Conforme avanzan los años y más tiempo vamos pasando en esta sociedad sobreinformada y en la que herramientas y medios de comunicación y entretenimientos de toda clase más han ido irrumpiendo en nuestras vidas hasta ofrecernos cientos de cuestiones locales, nacionales y mundiales cada día más convencido estoy de que todo este torrente de hechos, opiniones y mucha banalidad lo que hace es convertirnos en meros espectadores paralizados, simples consumidores de palomitas de letras y de sonidos que apenas interactuamos ya con ellas y que somos capaces y muy capaces de ir tragando con absolutas aberraciones que, quiero creer, hace unos años nos hubiesen espantado aún más.

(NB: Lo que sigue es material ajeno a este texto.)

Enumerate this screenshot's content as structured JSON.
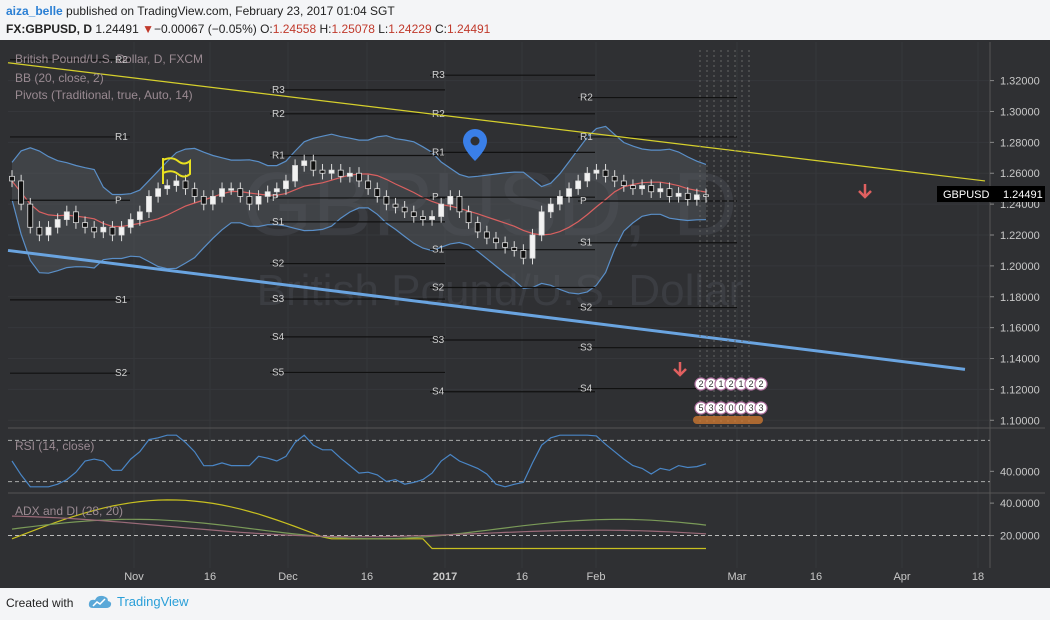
{
  "header": {
    "user": "aiza_belle",
    "published": "published on TradingView.com, February 23, 2017 01:04 SGT",
    "symbol": "FX:GBPUSD, D",
    "last": "1.24491",
    "change": "−0.00067 (−0.05%)",
    "o_label": "O:",
    "o": "1.24558",
    "h_label": "H:",
    "h": "1.25078",
    "l_label": "L:",
    "l": "1.24229",
    "c_label": "C:",
    "c": "1.24491"
  },
  "legend": {
    "name": "British Pound/U.S. Dollar, D, FXCM",
    "bb": "BB (20, close, 2)",
    "pivots": "Pivots (Traditional, true, Auto, 14)"
  },
  "watermark": {
    "symbol": "GBPUSD, D",
    "name": "British Pound/U.S. Dollar"
  },
  "price_label": {
    "symbol": "GBPUSD",
    "value": "1.24491"
  },
  "footer": {
    "created": "Created with",
    "brand": "TradingView"
  },
  "colors": {
    "bg": "#2f3033",
    "bb_band": "#5a8fc8",
    "bb_basis": "#d96060",
    "trend_upper": "#d6d02c",
    "trend_lower": "#6aa4e0",
    "rsi": "#4a86c6",
    "adx": "#c8c020",
    "di_plus": "#7a9a58",
    "di_minus": "#9a6a78"
  },
  "chart_data": [
    {
      "type": "candlestick",
      "title": "British Pound/U.S. Dollar, D, FXCM",
      "x_ticks": [
        "Nov",
        "16",
        "Dec",
        "16",
        "2017",
        "16",
        "Feb",
        "Mar",
        "16",
        "Apr",
        "18"
      ],
      "y_ticks": [
        "1.32000",
        "1.30000",
        "1.28000",
        "1.26000",
        "1.24000",
        "1.22000",
        "1.20000",
        "1.18000",
        "1.16000",
        "1.14000",
        "1.12000",
        "1.10000"
      ],
      "ylim": [
        1.095,
        1.345
      ],
      "close_path": [
        1.255,
        1.24,
        1.225,
        1.22,
        1.225,
        1.23,
        1.235,
        1.228,
        1.225,
        1.222,
        1.225,
        1.22,
        1.225,
        1.23,
        1.235,
        1.245,
        1.25,
        1.252,
        1.255,
        1.25,
        1.245,
        1.24,
        1.245,
        1.25,
        1.25,
        1.245,
        1.24,
        1.245,
        1.248,
        1.25,
        1.255,
        1.265,
        1.268,
        1.262,
        1.26,
        1.262,
        1.258,
        1.26,
        1.255,
        1.25,
        1.245,
        1.24,
        1.238,
        1.235,
        1.232,
        1.23,
        1.232,
        1.24,
        1.245,
        1.235,
        1.228,
        1.222,
        1.218,
        1.215,
        1.212,
        1.21,
        1.205,
        1.22,
        1.235,
        1.24,
        1.245,
        1.25,
        1.255,
        1.26,
        1.262,
        1.258,
        1.255,
        1.252,
        1.25,
        1.252,
        1.248,
        1.25,
        1.245,
        1.247,
        1.243,
        1.246,
        1.245
      ],
      "pivot_levels": [
        {
          "label": "R2",
          "value": 1.3335
        },
        {
          "label": "R1",
          "value": 1.2835
        },
        {
          "label": "P",
          "value": 1.2425
        },
        {
          "label": "S1",
          "value": 1.178
        },
        {
          "label": "S2",
          "value": 1.1305
        },
        {
          "label": "R3",
          "value": 1.314
        },
        {
          "label": "R2",
          "value": 1.2985
        },
        {
          "label": "R1",
          "value": 1.2715
        },
        {
          "label": "P",
          "value": 1.244
        },
        {
          "label": "S1",
          "value": 1.2285
        },
        {
          "label": "S2",
          "value": 1.2015
        },
        {
          "label": "S3",
          "value": 1.1785
        },
        {
          "label": "S4",
          "value": 1.154
        },
        {
          "label": "S5",
          "value": 1.131
        },
        {
          "label": "R3",
          "value": 1.3235
        },
        {
          "label": "R2",
          "value": 1.2985
        },
        {
          "label": "R1",
          "value": 1.2735
        },
        {
          "label": "P",
          "value": 1.2445
        },
        {
          "label": "S1",
          "value": 1.2105
        },
        {
          "label": "S2",
          "value": 1.186
        },
        {
          "label": "S3",
          "value": 1.152
        },
        {
          "label": "S4",
          "value": 1.1185
        },
        {
          "label": "R2",
          "value": 1.309
        },
        {
          "label": "R1",
          "value": 1.2835
        },
        {
          "label": "P",
          "value": 1.242
        },
        {
          "label": "S1",
          "value": 1.215
        },
        {
          "label": "S2",
          "value": 1.173
        },
        {
          "label": "S3",
          "value": 1.147
        },
        {
          "label": "S4",
          "value": 1.1205
        }
      ]
    },
    {
      "type": "line",
      "title": "RSI (14, close)",
      "y_ticks": [
        "40.0000"
      ]
    },
    {
      "type": "line",
      "title": "ADX and DI (28, 20)",
      "y_ticks": [
        "40.0000",
        "20.0000"
      ]
    }
  ],
  "event_badges": [
    "2",
    "2",
    "1",
    "2",
    "1",
    "2",
    "2",
    "5",
    "3",
    "3",
    "0",
    "0",
    "3",
    "3"
  ]
}
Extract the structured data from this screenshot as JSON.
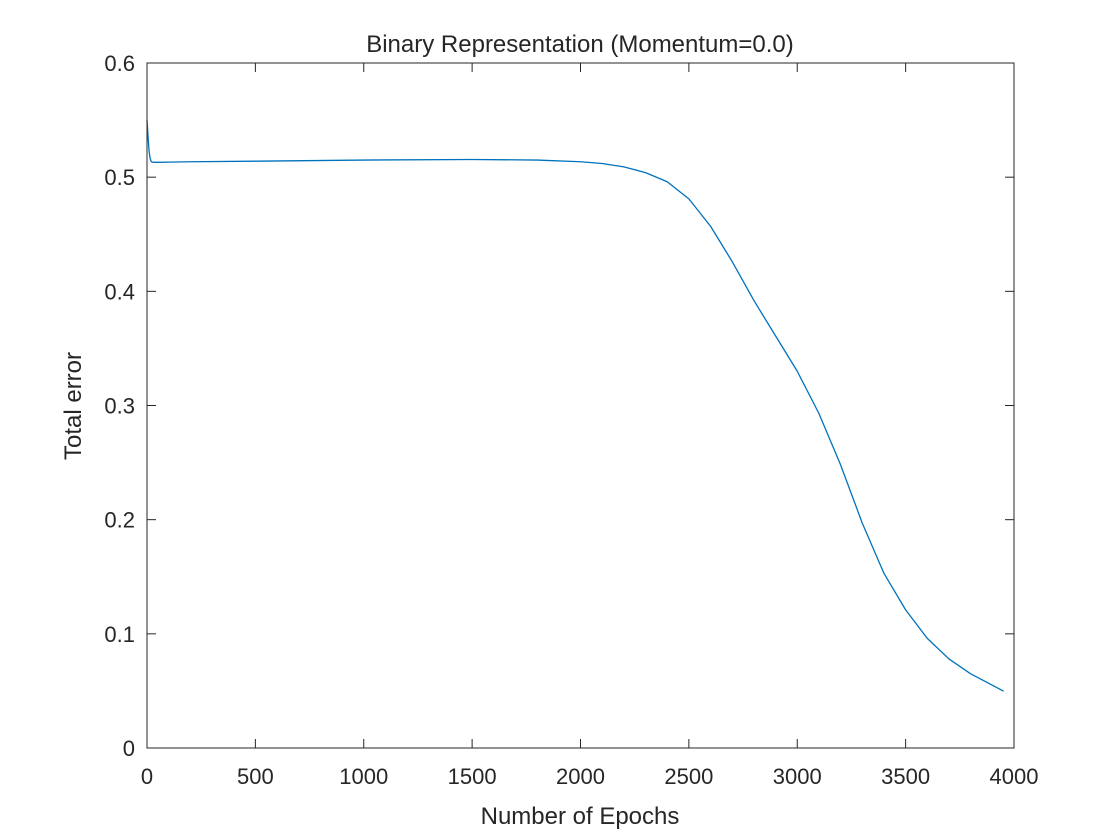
{
  "chart_data": {
    "type": "line",
    "title": "Binary Representation (Momentum=0.0)",
    "xlabel": "Number of Epochs",
    "ylabel": "Total error",
    "xlim": [
      0,
      4000
    ],
    "ylim": [
      0,
      0.6
    ],
    "xticks": [
      0,
      500,
      1000,
      1500,
      2000,
      2500,
      3000,
      3500,
      4000
    ],
    "yticks": [
      0,
      0.1,
      0.2,
      0.3,
      0.4,
      0.5,
      0.6
    ],
    "xtick_labels": [
      "0",
      "500",
      "1000",
      "1500",
      "2000",
      "2500",
      "3000",
      "3500",
      "4000"
    ],
    "ytick_labels": [
      "0",
      "0.1",
      "0.2",
      "0.3",
      "0.4",
      "0.5",
      "0.6"
    ],
    "grid": false,
    "legend": false,
    "series": [
      {
        "color": "#0072BD",
        "x": [
          0,
          5,
          10,
          15,
          20,
          30,
          40,
          60,
          100,
          200,
          500,
          1000,
          1500,
          1800,
          2000,
          2100,
          2200,
          2300,
          2400,
          2500,
          2600,
          2700,
          2800,
          2900,
          3000,
          3100,
          3200,
          3300,
          3400,
          3500,
          3600,
          3700,
          3800,
          3900,
          3950
        ],
        "y": [
          0.55,
          0.535,
          0.522,
          0.516,
          0.5135,
          0.513,
          0.513,
          0.513,
          0.5132,
          0.5135,
          0.514,
          0.515,
          0.5155,
          0.515,
          0.5135,
          0.512,
          0.509,
          0.504,
          0.496,
          0.481,
          0.457,
          0.426,
          0.392,
          0.361,
          0.33,
          0.293,
          0.248,
          0.197,
          0.153,
          0.121,
          0.096,
          0.078,
          0.065,
          0.055,
          0.05
        ]
      }
    ]
  }
}
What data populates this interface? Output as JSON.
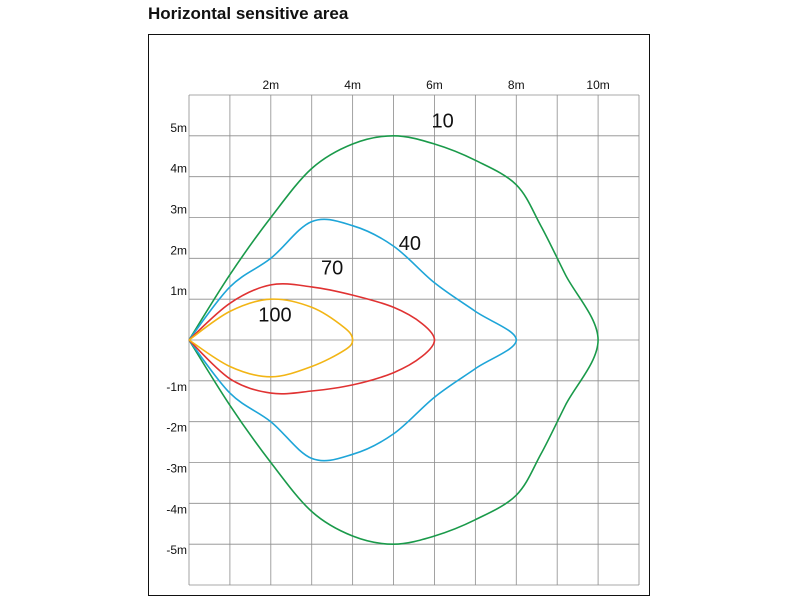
{
  "title": "Horizontal sensitive area",
  "chart_data": {
    "type": "line",
    "title": "Horizontal sensitive area",
    "xlabel": "",
    "ylabel": "",
    "xlim": [
      0,
      11
    ],
    "ylim": [
      -6,
      6
    ],
    "grid": true,
    "x_ticks": [
      {
        "value": 2,
        "label": "2m"
      },
      {
        "value": 4,
        "label": "4m"
      },
      {
        "value": 6,
        "label": "6m"
      },
      {
        "value": 8,
        "label": "8m"
      },
      {
        "value": 10,
        "label": "10m"
      }
    ],
    "y_ticks": [
      {
        "value": 5,
        "label": "5m"
      },
      {
        "value": 4,
        "label": "4m"
      },
      {
        "value": 3,
        "label": "3m"
      },
      {
        "value": 2,
        "label": "2m"
      },
      {
        "value": 1,
        "label": "1m"
      },
      {
        "value": -1,
        "label": "-1m"
      },
      {
        "value": -2,
        "label": "-2m"
      },
      {
        "value": -3,
        "label": "-3m"
      },
      {
        "value": -4,
        "label": "-4m"
      },
      {
        "value": -5,
        "label": "-5m"
      }
    ],
    "series": [
      {
        "name": "10",
        "color": "#1a9a4a",
        "label_at": [
          6.2,
          5.2
        ],
        "points": [
          [
            0,
            0
          ],
          [
            1,
            1.6
          ],
          [
            2,
            3
          ],
          [
            3,
            4.2
          ],
          [
            4,
            4.8
          ],
          [
            5,
            5
          ],
          [
            6,
            4.8
          ],
          [
            7,
            4.4
          ],
          [
            8,
            3.8
          ],
          [
            8.6,
            2.8
          ],
          [
            9.2,
            1.6
          ],
          [
            10,
            0
          ],
          [
            9.2,
            -1.6
          ],
          [
            8.6,
            -2.8
          ],
          [
            8,
            -3.8
          ],
          [
            7,
            -4.4
          ],
          [
            6,
            -4.8
          ],
          [
            5,
            -5
          ],
          [
            4,
            -4.8
          ],
          [
            3,
            -4.2
          ],
          [
            2,
            -3
          ],
          [
            1,
            -1.6
          ],
          [
            0,
            0
          ]
        ]
      },
      {
        "name": "40",
        "color": "#1ea5d8",
        "label_at": [
          5.4,
          2.2
        ],
        "points": [
          [
            0,
            0
          ],
          [
            1,
            1.3
          ],
          [
            2,
            2
          ],
          [
            3,
            2.9
          ],
          [
            4,
            2.8
          ],
          [
            5,
            2.3
          ],
          [
            6,
            1.4
          ],
          [
            7,
            0.7
          ],
          [
            8,
            0
          ],
          [
            7,
            -0.7
          ],
          [
            6,
            -1.4
          ],
          [
            5,
            -2.3
          ],
          [
            4,
            -2.8
          ],
          [
            3,
            -2.9
          ],
          [
            2,
            -2
          ],
          [
            1,
            -1.3
          ],
          [
            0,
            0
          ]
        ]
      },
      {
        "name": "70",
        "color": "#e03232",
        "label_at": [
          3.5,
          1.6
        ],
        "points": [
          [
            0,
            0
          ],
          [
            1,
            0.9
          ],
          [
            2,
            1.35
          ],
          [
            3,
            1.3
          ],
          [
            4,
            1.1
          ],
          [
            5,
            0.8
          ],
          [
            5.7,
            0.4
          ],
          [
            6,
            0
          ],
          [
            5.7,
            -0.4
          ],
          [
            5,
            -0.8
          ],
          [
            4,
            -1.1
          ],
          [
            3,
            -1.25
          ],
          [
            2,
            -1.3
          ],
          [
            1,
            -0.95
          ],
          [
            0,
            0
          ]
        ]
      },
      {
        "name": "100",
        "color": "#f2b515",
        "label_at": [
          2.1,
          0.45
        ],
        "points": [
          [
            0,
            0
          ],
          [
            1,
            0.7
          ],
          [
            2,
            1
          ],
          [
            3,
            0.8
          ],
          [
            3.8,
            0.3
          ],
          [
            4,
            0
          ],
          [
            3.8,
            -0.25
          ],
          [
            3,
            -0.65
          ],
          [
            2,
            -0.9
          ],
          [
            1,
            -0.65
          ],
          [
            0,
            0
          ]
        ]
      }
    ]
  }
}
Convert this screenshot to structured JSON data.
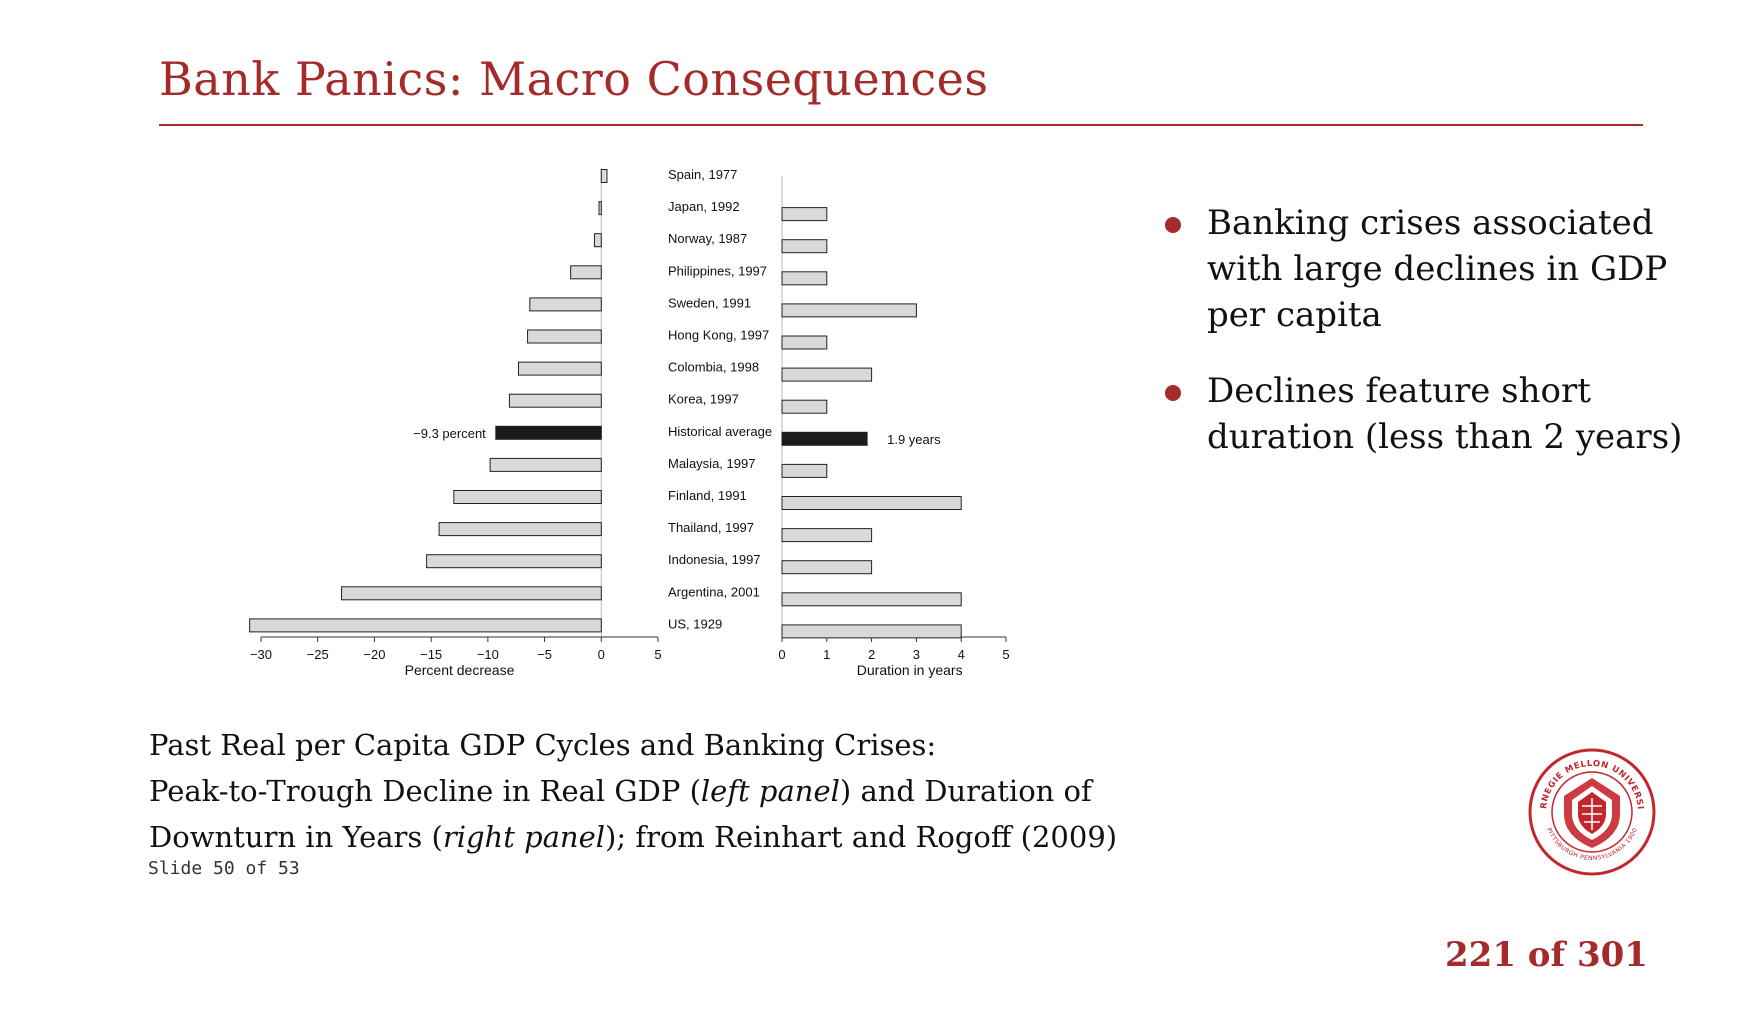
{
  "slide": {
    "title": "Bank Panics: Macro Consequences",
    "bullets": [
      "Banking crises associated with large declines in GDP per capita",
      "Declines feature short duration (less than 2 years)"
    ],
    "caption": {
      "line1": "Past Real per Capita GDP Cycles and Banking Crises:",
      "line2_a": "Peak-to-Trough Decline in Real GDP (",
      "line2_b": "left panel",
      "line2_c": ") and Duration of",
      "line3_a": "Downturn in Years (",
      "line3_b": "right panel",
      "line3_c": "); from Reinhart and Rogoff (2009)"
    },
    "slide_counter": "Slide 50 of 53",
    "page_number": "221 of 301",
    "logo": {
      "text": "CARNEGIE MELLON UNIVERSITY",
      "text_bottom": "PITTSBURGH PENNSYLVANIA 1900",
      "color": "#c4262e"
    }
  },
  "chart_data": [
    {
      "type": "bar",
      "orientation": "horizontal",
      "categories": [
        "Spain, 1977",
        "Japan, 1992",
        "Norway, 1987",
        "Philippines, 1997",
        "Sweden, 1991",
        "Hong Kong, 1997",
        "Colombia, 1998",
        "Korea, 1997",
        "Historical average",
        "Malaysia, 1997",
        "Finland, 1991",
        "Thailand, 1997",
        "Indonesia, 1997",
        "Argentina, 2001",
        "US, 1929"
      ],
      "values": [
        0.5,
        -0.2,
        -0.6,
        -2.7,
        -6.3,
        -6.5,
        -7.3,
        -8.1,
        -9.3,
        -9.8,
        -13.0,
        -14.3,
        -15.4,
        -22.9,
        -31.0
      ],
      "highlight": {
        "category": "Historical average",
        "label": "−9.3 percent"
      },
      "xlabel": "Percent decrease",
      "xlim": [
        -30,
        5
      ],
      "xticks": [
        "−30",
        "−25",
        "−20",
        "−15",
        "−10",
        "−5",
        "0",
        "5"
      ],
      "colors": {
        "bar": "#d9d9d9",
        "highlight": "#1a1a1a"
      }
    },
    {
      "type": "bar",
      "orientation": "horizontal",
      "categories": [
        "Spain, 1977",
        "Japan, 1992",
        "Norway, 1987",
        "Philippines, 1997",
        "Sweden, 1991",
        "Hong Kong, 1997",
        "Colombia, 1998",
        "Korea, 1997",
        "Historical average",
        "Malaysia, 1997",
        "Finland, 1991",
        "Thailand, 1997",
        "Indonesia, 1997",
        "Argentina, 2001",
        "US, 1929"
      ],
      "values": [
        0,
        1,
        1,
        1,
        3,
        1,
        2,
        1,
        1.9,
        1,
        4,
        2,
        2,
        4,
        4
      ],
      "highlight": {
        "category": "Historical average",
        "label": "1.9 years"
      },
      "xlabel": "Duration in years",
      "xlim": [
        0,
        5
      ],
      "xticks": [
        "0",
        "1",
        "2",
        "3",
        "4",
        "5"
      ],
      "colors": {
        "bar": "#d9d9d9",
        "highlight": "#1a1a1a"
      }
    }
  ]
}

Los israelís han entrado en Rafah, por ejemplo, y eso, lejos de llevarnos al horror salvo a unos pocos –bravo por Yala Nafarroa y por quienes se están moviendo en Navarra y en otros lugares–, sirve para que mostremos una leve mueca de lástima y poco más. La sensación de que la vida sigue avanzando a pesar de que la inmensa mayoría veamos las atrocidades que se cometen y que el verdadero poder no está en el pueblo sino en cuatro manos y que además si estuviera en el pueblo vete a saber si cambiaría mucho la cosa es cada vez mayor. Las redes sociales son el vivo ejemplo de esto. En X, sin ir más lejos, en 15 segundos puedes leer seguidas valoraciones sobre la Champions, el cartel de San Fermín, ver un vídeo demoledor de una niña palestina y pasar a un anuncio de publicidad. Todo es servido con igual tipografía, similar espacio y similar respuesta, incluso con la opción de silenciar palabras para que no se te atragante el desayuno. Ojos que no ven.

Pareciera como si estuviésemos más expuestos al mundo que nunca y más cerca de todo que nunca y en realidad creo que a la mayor parte de nosotros casi casi nos está ocurriendo lo contrario, que la saturación nos está haciendo de anestesia. Y no decimos que no.